Have you considered use of cement board instead of drywall? Not likely to be damaged by water, and there are some textured finishes available that may look fine with some water resistant paint. There are other types of water resistant panels, see this site for example http://www.basementsystems.com/basement-finishing/basement-wall/zenwall-wall-paneling-system.html. Based on my own flood experience, I would not put any drywall in my basement.


----------



## MrBryan (Apr 28, 2011)

I am not aware of anything that will do what you want and will still give the appearance of finished drywall. Chair rail is the easiest and probably most economical way to accomplish what you want to do, and second in line would be to use a different material for the bottom of the wall. Either way you are probably going to have to make some sacrifices on the appearance unless you want to be ripping out more drywall next time you get flooded out. 

Finishing my basement is on the list of things to get around to "someday", but when that day comes I will be using cement board for the bottom portion of the wall. Could be finished off with brick veneer, tile, etc. and it will never have to get ripped out if it gets wet.

Definitely more $$ but that is an option.


----------



## Toddmn (Jun 3, 2015)

Well, thanks everyone for your helpful ideas. Had I thought about cementboard and brick veneer a long time ago, that may have been an option.

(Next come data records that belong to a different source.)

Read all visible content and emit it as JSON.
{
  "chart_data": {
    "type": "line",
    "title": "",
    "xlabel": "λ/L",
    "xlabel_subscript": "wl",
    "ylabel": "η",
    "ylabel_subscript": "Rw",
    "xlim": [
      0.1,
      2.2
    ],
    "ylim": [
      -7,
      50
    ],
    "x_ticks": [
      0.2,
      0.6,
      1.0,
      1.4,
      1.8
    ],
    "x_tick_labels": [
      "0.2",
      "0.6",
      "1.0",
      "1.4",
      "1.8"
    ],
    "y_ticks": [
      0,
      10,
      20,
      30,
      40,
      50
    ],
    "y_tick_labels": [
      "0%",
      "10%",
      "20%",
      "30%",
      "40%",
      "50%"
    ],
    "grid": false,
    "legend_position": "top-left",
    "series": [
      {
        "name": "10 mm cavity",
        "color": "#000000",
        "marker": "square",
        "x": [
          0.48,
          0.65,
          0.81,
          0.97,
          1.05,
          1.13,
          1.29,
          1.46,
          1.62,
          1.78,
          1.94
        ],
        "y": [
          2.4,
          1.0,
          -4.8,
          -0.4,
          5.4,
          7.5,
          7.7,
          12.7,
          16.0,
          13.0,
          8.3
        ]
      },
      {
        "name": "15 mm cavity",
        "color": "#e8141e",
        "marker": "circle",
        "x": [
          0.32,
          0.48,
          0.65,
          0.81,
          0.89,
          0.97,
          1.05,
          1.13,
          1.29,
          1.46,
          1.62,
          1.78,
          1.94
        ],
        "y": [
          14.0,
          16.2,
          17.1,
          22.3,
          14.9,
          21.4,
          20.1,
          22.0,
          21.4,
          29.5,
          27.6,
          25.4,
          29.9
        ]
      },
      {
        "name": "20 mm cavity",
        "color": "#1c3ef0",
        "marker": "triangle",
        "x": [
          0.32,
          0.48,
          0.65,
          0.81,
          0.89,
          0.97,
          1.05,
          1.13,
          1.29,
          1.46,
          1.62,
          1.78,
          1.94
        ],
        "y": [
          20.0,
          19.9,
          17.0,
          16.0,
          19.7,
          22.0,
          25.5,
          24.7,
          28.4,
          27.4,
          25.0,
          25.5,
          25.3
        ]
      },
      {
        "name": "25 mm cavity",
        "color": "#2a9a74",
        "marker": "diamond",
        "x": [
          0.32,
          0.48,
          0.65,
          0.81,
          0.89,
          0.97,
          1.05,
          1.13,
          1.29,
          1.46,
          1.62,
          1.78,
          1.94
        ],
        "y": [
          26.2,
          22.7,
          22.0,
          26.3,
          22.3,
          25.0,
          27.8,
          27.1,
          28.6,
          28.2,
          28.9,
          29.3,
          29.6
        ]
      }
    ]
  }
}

We have decided to go with 4x12 sheets of densarmor plus on the bottom and regular drywall above that and will leave a 3-4" gap at the bottom to move air through if necessary to dry it out if it happens again.

At least this time, there shouldn't be much mold on the wood studs because it has all been painted with fungicidal paint and no insulation repairs because it all reinsulated with closed cell and everything has been moved off the floor 2-3 feet (TV's, bookcases,...). It's not perfect, but it will be an easier and cheaper repair than last time.

Thanks again.


----------



## Gary in WA (Mar 11, 2009)

Just as well not to use cement board products because they wick water at a very fast rate... like a sponge, wetting anything else in contact. The Zen product is waterproof panel, designed for an interior drainage wall system. It would have blocked all moisture coming through the XPS to wet the (fibrous) cavity insulation for a big reduction in R-value, saturated the wood framing and leaked down/under the bottom plate into the room to puddle. The DensArmor is at least 10 perms, good to dry the cavity with the house conditioning system. Glad others could help.

Gary
PS. more on flooding, as if you want more... ;-) http://www.google.com/url?sa=t&rct=...KlSuwkKF-dYvPrQ&bvm=bv.55819444,d.cGE&cad=rja
For others; http://healthybuildings.com/indoor-air-quality/floods-clean/


----------



## Yodaman (Mar 9, 2015)

wooden 2 x 4's will wick water, regardless of what is on the face, wouldn't metal studs been a better choice


----------



## ChuckF. (Aug 25, 2013)

I would look for some PVC boards that match the thickness of your drywall. Most of it is nominal 3/4" but you might find some thinner. Those boards with rubber gaskets attached that are used for garage door sealing might work. You could also use a planer to work the PVC down to the exact thickness. Then obviously you tape it up and use joint compound.

Another way, use Hardieboard smooth siding in 4x8 or 4x10 sheets. Would it survive immersion for a couple days? Don't know, but it definitely would not wick as much as drywall.


----------



## Yodaman (Mar 9, 2015)

ChuckF. said:


> I would look for some PVC boards that match the thickness of your drywall. Most of it is nominal 3/4" but you might find some thinner. Those boards with rubber gaskets attached that are used for garage door sealing might work. You could also use a planer to work the PVC down to the exact thickness. Then obviously you tape it up and use joint compound.



How about keep the 3/4 pvc proud of the drywall. Cut a 1/2 x 1/2 notch on each side of the board with a table saw to cover the drywall edge.
Dress the edges as desired. The PVC would serve as chair rail wick stop.